BACKGROUND: Survivin is an anti-apoptotic protein that is highly expressed in glioblastoma (GBM). We conducted a single-arm, multi-center phase II trial in newly diagnosed GBM (nGBM) to determine 6-month progression-free survival (PFS-6), 12-month overall survival (OS-12) and immunologic response in patients treated with surgery, chemoradiation, adjuvant temozolomide (TMZ) and survivin-targeted immunization. METHODS: Patients with nGBM who hadwith HLA-A∗02, -A∗03, -A∗11 and -A∗24 haplotypes and, Karnofsky performance status ≥70 were included. Following craniotomy (3 residual contrast enhancement) and chemoradiation, patients received 4 prime-boost doses of SurVaxM (500 mcg) every 2 weeks, followed by adjuvant TMZ and maintenance Sur- VaxM every 12 weeks until progression. Immunogenicity of SurVaxM was assessed by measuring anti-survivin antibody levels and survivin-specific CD8+ T-cells using multimers. RESULTS: Sixty-three patients, median age 60 years (range, 20-82), including 38 males were treated. Survivin expression was detectable in all patients (1-40% ([median = 12%]) of tumor cells by immunohistochemistry). The vaccine was highly immunogenic and produced survivin-specific CD8+ T-cells and antibody (IgG) titers. The regimen was well-tolerated and immunogen-related adverse events were mild with no regimen limiting toxicity attributable to SurVaxM. PFS-6 was 96.7% (C.I. = 87.6%- 99.1%) and OS-12 was 94.2% (C.I. =83.0%-98.1%) as measured from diagnosis. In MGMT methylated, PFS6 of 96.9% (C.I. = 99.6% to 79.8%); OS12 of 98.1% (C.I. = 99.0% to 97.2%) and in unmethylated tumors, PFS6 of 96.6% (C.I. = 99.6% to 78%); OS12 of 88.9% (C.I. = 99% to 77.2%) was observed. Methylated patients with higher survivin levels had significantly better PFS-6 than those with low survivin levels (r = 0.4).
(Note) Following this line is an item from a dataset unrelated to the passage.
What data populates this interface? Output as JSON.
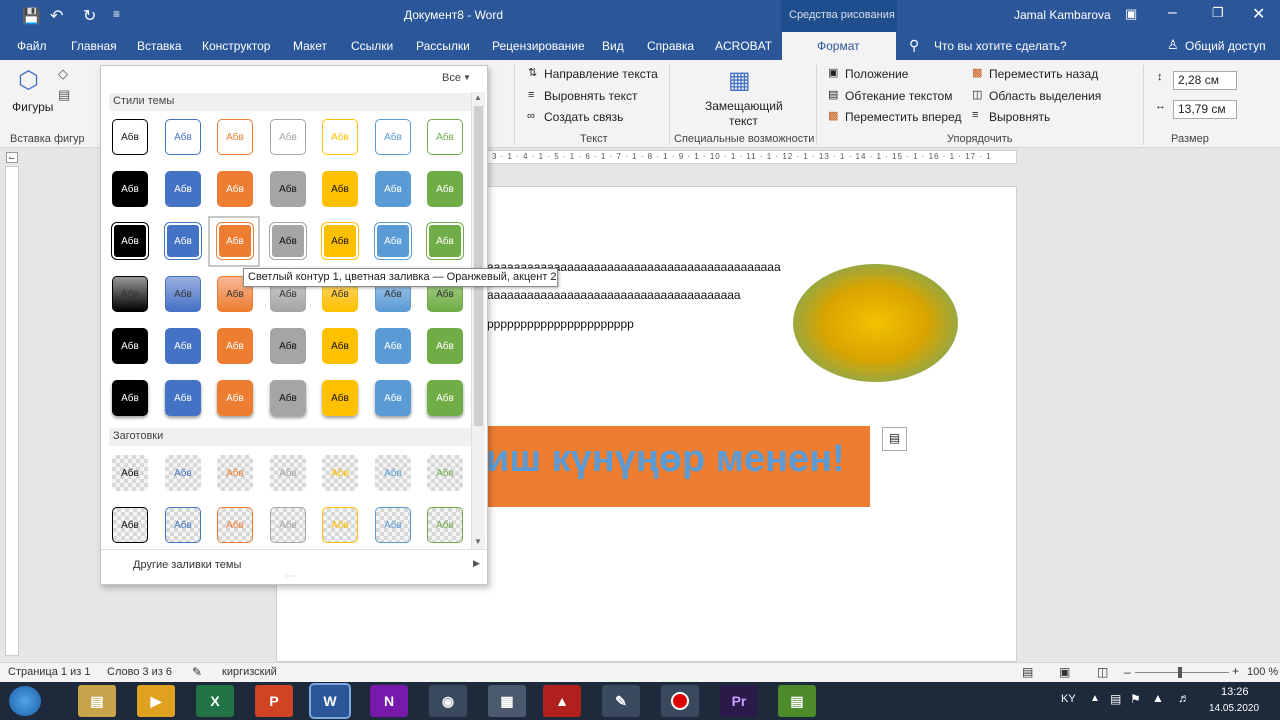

CONCLUSIONS: SurVaxM is safe and a promising adjunct therapy in nGBM. Compared to historical matched controls, addition of SurVaxM improved PFS-6 and OS-12 in nGBM. Patients with poor prognostic factors (unmethylated MGMT, higher survivin levels) treated with SurVaxM achieved better survival than expected.